Explica-se: em qualquer setor, há empresas líderes. Essa liderança não se traduz somente em participação de mercado - ela pode vir da tecnologia, da força financeira, da inovação, entre outros fatores. Graças a isso, essas companhias "puxam" o mercado, definindo o comportamento do consumidor, lançando novos produtos e até definindo a realidade de preços para todo o setor (algo que os americanos chamam de "price leadership").
Assim, ou os concorrentes correm atrás e acompanham essas líderes ou enfrentam o risco de amargar uma posição secundária.
O governo utilizou exatamente essa arma. Como tem controle sobre os dois dos principais bancos do país, o Banco do Brasil e a Caixa Econômica Federal, passou a ditar as regras para o crédito imobiliário do país.
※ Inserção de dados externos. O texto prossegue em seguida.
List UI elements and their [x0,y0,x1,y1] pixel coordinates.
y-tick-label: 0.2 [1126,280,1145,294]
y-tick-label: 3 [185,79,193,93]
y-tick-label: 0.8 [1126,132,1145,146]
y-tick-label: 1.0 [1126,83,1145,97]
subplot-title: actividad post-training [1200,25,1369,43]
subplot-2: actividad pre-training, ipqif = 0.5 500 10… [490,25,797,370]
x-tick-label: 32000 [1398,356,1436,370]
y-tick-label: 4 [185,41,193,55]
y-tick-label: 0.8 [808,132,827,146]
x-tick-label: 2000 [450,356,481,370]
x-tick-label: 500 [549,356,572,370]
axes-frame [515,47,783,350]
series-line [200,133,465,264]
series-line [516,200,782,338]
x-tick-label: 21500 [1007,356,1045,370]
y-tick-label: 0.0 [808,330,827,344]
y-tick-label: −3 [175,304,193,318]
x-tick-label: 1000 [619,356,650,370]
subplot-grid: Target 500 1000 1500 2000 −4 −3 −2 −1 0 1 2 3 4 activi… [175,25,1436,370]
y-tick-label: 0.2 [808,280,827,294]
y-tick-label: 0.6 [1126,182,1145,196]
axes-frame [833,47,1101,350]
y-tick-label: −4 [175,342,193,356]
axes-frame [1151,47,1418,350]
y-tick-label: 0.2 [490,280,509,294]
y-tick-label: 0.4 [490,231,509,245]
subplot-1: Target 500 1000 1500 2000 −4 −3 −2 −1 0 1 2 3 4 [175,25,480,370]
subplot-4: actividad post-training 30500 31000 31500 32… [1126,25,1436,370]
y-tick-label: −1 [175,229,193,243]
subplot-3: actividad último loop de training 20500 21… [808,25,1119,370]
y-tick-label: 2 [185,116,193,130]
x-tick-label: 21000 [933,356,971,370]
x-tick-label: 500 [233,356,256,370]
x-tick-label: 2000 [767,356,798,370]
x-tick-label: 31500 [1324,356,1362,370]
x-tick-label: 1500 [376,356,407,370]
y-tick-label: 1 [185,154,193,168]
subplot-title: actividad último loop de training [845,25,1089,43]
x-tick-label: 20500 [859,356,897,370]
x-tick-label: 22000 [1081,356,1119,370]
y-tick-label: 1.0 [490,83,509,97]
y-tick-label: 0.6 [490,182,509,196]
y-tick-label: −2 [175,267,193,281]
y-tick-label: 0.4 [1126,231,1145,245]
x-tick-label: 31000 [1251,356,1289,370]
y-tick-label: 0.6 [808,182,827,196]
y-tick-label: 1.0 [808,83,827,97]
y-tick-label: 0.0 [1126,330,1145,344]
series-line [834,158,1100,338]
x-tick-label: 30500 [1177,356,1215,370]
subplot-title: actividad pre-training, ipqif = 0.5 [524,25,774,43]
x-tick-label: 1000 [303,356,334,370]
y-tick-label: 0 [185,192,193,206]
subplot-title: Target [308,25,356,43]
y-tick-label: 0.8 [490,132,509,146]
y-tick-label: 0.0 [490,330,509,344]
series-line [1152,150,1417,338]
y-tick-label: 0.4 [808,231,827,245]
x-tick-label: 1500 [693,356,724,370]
Como os primeiros (e positivos) resultados, não restou alternativa aos bancos privados a não ser acompanhar os passos do BB e da CEF.
Pergunte hoje ao Santander, ao Itaú Unibanco ou ao Bradesco se eles se arrependem dessa decisão. O mesmo aconteceu com as grandes construtoras. Não foi necessário criar a Construbras, uma estatal de construção de moradias. As empresas privadas se encarregaram de tal missão.
Hoje, o segmento popular já responde por 50% das receitas da Rossi, uma das maiores do país. A Cyrela pretende chegar a esse mesmo índice em dois ou três anos.
Ou seja, a intervenção estatal em uma área vai ser mais ou menos bem sucedida justamente à medida em que respeitar (e reforçar) a lógica de mercado.